こなつ

かもめ食堂のこなつのレビュー・感想・評価

かもめ食堂(2005年製作の映画)
4.0
久しぶりの鑑賞。いつ観ても温かい気持ちになる作品。全編フィンランドロケというのも素敵だ。

フィンランドの巨匠アキ・カウリスマキ監督の「過去のない男」その作品で主役を演じたマルック・ペルトラが、この「かもめ食堂」にも出演している。マルック・ペルトラがヘルシンキで育った有名な俳優兼ミュージシャンだと知らずに鑑賞していたので、再確認したいと思った。

ヘルシンキで小さな食堂を始めた日本人の女性サチエ。最初は閑古鳥が鳴いていた食堂だったが、日本のアニメファンのフィンランド青年が姿を見せたり、訳ありの2人の日本人女性と巡り会ったりしているうちに、徐々に色々な人々が集うようになる。

フィンランドって本当にゆったりとしている。路面電車が静かに街を横切り、港では大きなカモメがのどかに舞っている。市場の色鮮やかな野菜や果物、大声で叫ぶ売り子の声も聞こえない。
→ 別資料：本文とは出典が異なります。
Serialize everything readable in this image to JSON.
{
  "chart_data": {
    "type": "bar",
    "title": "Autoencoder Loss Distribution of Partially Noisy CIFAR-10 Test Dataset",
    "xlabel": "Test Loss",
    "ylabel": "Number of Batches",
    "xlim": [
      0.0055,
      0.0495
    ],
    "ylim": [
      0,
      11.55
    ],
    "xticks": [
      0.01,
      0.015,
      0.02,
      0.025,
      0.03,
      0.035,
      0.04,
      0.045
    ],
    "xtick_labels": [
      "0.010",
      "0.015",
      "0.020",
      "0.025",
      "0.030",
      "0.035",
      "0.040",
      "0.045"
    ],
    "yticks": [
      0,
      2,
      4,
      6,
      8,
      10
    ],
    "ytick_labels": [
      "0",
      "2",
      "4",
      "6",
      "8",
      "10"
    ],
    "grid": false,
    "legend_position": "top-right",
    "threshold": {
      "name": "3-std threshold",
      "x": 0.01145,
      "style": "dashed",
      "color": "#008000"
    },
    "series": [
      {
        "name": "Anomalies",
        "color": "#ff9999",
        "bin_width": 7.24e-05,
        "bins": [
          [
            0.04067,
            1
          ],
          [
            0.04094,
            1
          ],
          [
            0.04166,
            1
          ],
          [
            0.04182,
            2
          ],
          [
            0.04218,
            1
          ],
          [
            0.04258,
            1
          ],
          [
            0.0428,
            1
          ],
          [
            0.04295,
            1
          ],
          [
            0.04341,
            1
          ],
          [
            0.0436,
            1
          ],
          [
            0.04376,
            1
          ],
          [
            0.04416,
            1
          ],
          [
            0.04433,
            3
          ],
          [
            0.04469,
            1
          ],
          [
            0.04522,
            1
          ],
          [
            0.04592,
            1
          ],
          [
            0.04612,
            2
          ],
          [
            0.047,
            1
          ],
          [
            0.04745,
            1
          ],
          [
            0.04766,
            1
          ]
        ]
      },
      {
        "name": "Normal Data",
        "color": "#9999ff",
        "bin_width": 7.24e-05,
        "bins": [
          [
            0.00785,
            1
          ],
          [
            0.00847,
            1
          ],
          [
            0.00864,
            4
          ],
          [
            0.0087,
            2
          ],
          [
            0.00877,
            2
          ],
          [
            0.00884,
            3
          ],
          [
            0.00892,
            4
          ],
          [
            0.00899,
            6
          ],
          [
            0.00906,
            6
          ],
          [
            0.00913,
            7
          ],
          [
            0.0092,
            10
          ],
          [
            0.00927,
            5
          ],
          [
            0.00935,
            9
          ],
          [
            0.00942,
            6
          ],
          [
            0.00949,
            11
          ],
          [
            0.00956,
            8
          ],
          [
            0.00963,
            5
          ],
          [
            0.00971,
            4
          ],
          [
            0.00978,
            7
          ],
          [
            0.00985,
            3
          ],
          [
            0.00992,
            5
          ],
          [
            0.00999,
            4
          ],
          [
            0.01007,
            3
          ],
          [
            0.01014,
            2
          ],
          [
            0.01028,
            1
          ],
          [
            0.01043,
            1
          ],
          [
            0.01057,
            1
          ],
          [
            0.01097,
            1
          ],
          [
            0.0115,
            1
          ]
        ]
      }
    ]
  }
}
そんな街にお店を構えたサチエもまた、お客が入らなくて潰れるかもしれないのに、全然焦らないし、なるようになると構えている。アキ・カウリスマキの作品に出てくる人達とどこか被るところもあって興味深い。フィンランドの何が人をこんなに落ち着かせるのか、、
サチエは非常にマイペースで、フィンランドの人が受け入れるかどうかわからない、日本の「おにぎり」をメインにしたり、特に宣伝も考えず、ひたすらじっくり待っている。そうする事で自然と幸運が近づいて来るような心地良さが、作品全体に流れていてほっこりする。彼女もフィンランドのイメージにピッタリの女性なのだ。
サチエの様に、自分らしく人生にチャレンジ出来ることはどれ程貴重なことかということも、作品を通して羨ましい思いで見つめた。

マルック・ペルトラは、サチエの食堂の前のお店の持ち主として現れるが、役柄のせいか「過去のない男」の時より若々しく、動きも軽やかに見えた。しかし、「かもめの食堂」の撮影の2年後、彼は病気のため亡くなっている。まだ若いのにとても残念だ。